Anchorage Moving to Slow Traffic in Northwood After Years of Safety Concerns
The construction phase is beginning on physical street redesigns meant to curb speeding in a residential neighborhood where residents petitioned for relief.
Anchorage is preparing to physically redesign streets in its Northwood neighborhood to slow traffic, moving into the construction phase of a project years in the making for residents who pushed for safer conditions on their local roads.
The Municipality of Anchorage is soliciting contractors to build the improvements, which could include speed humps, curb extensions, raised crosswalks, or other measures designed to reduce vehicle speeds. The specific mix of interventions is detailed in city bid documents. Planning, engineering, and community engagement have already been completed, meaning shovels could be in the ground relatively soon after a contractor is selected.
The project reflects years of work by Northwood residents who navigated Anchorage's formal neighborhood traffic calming program, which requires petitions backed by measured speed and volume data before the city will commit to physical changes. That process can be slow, but when it concludes with a construction contract, it typically means the city has confirmed a real problem.

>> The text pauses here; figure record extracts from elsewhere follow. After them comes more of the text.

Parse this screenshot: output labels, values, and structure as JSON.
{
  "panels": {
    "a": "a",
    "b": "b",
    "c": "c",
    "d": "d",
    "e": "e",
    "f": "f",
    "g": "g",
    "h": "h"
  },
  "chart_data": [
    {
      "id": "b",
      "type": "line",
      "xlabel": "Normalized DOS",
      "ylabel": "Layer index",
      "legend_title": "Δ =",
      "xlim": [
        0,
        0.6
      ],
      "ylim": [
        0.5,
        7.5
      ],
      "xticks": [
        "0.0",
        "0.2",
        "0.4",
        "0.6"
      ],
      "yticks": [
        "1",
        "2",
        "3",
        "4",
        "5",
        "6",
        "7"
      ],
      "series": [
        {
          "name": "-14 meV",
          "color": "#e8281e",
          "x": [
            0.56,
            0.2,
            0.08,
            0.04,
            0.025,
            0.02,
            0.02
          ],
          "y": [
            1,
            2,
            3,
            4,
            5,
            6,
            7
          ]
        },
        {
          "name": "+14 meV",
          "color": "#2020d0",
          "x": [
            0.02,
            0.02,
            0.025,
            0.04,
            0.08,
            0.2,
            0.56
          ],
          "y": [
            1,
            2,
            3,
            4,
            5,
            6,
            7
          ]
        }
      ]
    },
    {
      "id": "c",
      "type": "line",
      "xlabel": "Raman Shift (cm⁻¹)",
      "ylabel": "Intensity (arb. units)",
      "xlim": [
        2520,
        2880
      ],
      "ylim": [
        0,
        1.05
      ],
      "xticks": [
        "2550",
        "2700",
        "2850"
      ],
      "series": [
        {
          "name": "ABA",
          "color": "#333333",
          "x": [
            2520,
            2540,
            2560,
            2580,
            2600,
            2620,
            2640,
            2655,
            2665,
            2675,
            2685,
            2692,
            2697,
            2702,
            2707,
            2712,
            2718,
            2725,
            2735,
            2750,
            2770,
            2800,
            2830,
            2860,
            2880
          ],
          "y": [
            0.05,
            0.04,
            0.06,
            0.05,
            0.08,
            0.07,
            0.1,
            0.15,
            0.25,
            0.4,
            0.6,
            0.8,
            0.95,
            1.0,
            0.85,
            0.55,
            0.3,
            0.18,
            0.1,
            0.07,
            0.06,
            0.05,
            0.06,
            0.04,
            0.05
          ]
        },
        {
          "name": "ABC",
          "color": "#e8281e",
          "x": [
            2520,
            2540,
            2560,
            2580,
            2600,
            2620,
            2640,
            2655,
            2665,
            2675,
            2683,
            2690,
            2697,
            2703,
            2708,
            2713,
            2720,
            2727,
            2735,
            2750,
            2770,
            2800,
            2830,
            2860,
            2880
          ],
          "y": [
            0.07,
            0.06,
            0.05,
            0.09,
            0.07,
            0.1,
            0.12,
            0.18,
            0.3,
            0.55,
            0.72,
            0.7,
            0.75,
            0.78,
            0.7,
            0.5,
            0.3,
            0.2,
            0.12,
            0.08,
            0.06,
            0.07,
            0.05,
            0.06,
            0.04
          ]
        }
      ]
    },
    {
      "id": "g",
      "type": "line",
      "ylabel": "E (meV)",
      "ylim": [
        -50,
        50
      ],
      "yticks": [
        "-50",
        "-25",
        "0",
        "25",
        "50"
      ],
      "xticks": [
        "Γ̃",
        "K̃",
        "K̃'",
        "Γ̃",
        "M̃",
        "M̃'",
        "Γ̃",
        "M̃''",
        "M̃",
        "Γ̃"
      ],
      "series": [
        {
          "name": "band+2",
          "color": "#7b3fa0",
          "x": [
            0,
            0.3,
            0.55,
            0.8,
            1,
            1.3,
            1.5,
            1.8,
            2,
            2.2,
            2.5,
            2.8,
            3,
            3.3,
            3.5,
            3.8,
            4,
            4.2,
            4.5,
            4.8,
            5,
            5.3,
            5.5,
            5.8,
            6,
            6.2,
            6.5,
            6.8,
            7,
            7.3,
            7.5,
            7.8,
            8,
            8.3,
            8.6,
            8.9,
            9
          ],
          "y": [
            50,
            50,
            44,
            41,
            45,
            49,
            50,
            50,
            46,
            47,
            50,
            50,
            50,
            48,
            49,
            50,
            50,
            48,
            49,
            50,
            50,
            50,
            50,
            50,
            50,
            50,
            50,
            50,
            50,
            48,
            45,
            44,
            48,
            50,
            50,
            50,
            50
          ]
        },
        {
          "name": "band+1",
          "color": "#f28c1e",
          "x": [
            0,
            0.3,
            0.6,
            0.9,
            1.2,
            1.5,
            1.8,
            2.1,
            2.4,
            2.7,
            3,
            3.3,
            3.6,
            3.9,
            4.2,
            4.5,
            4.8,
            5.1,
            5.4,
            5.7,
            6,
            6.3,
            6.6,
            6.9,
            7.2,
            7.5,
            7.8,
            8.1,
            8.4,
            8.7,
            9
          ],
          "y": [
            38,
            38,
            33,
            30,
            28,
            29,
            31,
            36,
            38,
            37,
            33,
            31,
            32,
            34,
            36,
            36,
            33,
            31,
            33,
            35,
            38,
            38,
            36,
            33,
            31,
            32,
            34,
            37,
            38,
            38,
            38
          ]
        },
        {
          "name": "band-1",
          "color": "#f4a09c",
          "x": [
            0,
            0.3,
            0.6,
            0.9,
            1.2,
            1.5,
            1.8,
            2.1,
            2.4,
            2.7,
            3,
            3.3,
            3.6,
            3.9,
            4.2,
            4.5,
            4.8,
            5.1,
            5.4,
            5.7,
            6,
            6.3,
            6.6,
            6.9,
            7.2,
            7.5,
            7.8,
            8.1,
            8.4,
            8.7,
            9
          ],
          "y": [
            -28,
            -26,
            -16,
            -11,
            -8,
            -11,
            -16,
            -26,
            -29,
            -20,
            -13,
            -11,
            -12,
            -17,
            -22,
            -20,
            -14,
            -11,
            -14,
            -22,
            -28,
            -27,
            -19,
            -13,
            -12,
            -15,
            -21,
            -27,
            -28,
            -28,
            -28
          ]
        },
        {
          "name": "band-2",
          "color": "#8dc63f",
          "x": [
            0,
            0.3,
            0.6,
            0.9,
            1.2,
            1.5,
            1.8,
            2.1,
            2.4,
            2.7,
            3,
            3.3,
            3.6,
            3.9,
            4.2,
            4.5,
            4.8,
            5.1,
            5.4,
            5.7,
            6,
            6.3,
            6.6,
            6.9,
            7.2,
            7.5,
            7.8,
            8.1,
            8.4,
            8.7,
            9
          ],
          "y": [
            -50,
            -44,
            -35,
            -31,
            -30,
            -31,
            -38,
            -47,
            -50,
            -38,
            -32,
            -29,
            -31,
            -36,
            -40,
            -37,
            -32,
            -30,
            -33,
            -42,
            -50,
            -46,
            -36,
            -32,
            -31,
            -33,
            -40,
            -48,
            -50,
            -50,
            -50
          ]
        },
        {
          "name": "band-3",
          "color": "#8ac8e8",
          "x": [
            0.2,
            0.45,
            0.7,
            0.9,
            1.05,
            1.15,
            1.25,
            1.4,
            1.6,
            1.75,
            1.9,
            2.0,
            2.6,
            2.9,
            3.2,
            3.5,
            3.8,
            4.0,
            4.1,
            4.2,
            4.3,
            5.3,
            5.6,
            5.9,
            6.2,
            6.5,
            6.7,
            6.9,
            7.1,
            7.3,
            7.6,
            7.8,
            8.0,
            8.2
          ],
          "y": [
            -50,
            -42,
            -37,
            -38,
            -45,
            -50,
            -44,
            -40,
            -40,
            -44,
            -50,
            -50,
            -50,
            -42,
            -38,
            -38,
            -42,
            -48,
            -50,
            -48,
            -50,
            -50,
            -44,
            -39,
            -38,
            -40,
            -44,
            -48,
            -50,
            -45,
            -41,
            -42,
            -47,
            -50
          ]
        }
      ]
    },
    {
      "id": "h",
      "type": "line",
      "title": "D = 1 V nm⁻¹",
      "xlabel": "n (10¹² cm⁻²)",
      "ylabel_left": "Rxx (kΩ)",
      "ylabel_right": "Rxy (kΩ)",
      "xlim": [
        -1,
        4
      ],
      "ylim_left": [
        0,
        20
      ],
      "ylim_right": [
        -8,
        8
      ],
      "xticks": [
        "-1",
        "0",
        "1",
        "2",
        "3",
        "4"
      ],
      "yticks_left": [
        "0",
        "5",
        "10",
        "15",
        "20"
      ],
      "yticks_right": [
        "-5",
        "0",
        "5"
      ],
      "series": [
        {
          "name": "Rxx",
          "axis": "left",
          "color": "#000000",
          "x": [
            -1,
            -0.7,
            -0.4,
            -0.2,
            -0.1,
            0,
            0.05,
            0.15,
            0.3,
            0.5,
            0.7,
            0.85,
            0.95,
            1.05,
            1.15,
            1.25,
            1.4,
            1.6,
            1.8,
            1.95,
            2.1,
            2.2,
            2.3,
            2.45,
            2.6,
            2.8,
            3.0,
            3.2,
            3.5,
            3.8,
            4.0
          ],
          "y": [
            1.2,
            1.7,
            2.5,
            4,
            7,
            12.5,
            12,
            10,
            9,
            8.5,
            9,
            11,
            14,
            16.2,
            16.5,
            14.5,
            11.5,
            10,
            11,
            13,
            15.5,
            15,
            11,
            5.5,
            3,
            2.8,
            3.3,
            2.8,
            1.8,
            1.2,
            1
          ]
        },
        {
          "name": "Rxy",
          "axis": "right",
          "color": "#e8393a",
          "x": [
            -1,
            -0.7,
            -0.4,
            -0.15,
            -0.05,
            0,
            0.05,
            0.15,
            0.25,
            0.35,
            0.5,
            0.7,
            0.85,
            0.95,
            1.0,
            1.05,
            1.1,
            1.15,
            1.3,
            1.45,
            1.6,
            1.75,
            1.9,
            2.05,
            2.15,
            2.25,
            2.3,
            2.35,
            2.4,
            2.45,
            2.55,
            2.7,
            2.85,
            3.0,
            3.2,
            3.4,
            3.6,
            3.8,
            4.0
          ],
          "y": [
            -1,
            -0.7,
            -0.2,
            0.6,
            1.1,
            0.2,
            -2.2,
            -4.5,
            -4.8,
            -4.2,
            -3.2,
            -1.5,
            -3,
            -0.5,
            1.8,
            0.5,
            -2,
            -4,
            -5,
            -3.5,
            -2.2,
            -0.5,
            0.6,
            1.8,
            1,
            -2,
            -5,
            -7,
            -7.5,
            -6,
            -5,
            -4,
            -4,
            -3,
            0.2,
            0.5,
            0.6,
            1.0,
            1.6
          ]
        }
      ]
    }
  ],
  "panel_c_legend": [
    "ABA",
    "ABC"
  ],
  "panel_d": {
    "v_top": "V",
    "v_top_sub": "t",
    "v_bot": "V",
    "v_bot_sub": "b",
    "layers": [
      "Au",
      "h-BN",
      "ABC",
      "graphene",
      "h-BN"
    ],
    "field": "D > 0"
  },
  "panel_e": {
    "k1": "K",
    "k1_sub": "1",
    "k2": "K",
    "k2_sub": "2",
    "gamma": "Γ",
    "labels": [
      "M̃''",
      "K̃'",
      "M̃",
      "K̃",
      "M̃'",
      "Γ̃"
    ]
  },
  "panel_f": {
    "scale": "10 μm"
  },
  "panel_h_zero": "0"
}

Alaska has one of the highest pedestrian fatality rates per capita in the country, and Anchorage, home to roughly 290,000 people and nearly 40 percent of the state's population, bears a disproportionate share of that risk. The combination of long winter darkness, icy roads, wide arterials built for speed, and a sprawling car-dependent layout makes pedestrian safety a persistent challenge. U.S. pedestrian deaths hit a 40-year high in 2022, with about 7,500 fatalities nationally, driven in part by larger vehicles and road designs that prioritize throughput over safety.
Anchorage has been working to address this trend. The city received a federal Safe Streets and Roads for All planning grant in 2023, part of a national push under the 2021 Bipartisan Infrastructure Law that has directed hundreds of millions of dollars toward local safety projects. The Northwood construction represents one tangible result of that broader effort to move from planning to action.
Key details about the project's cost and exact scope remain difficult to pin down from publicly available documents. The city has not published those figures prominently alongside the bid solicitation. Once a contractor is chosen and a contract signed, those numbers should become part of the public record.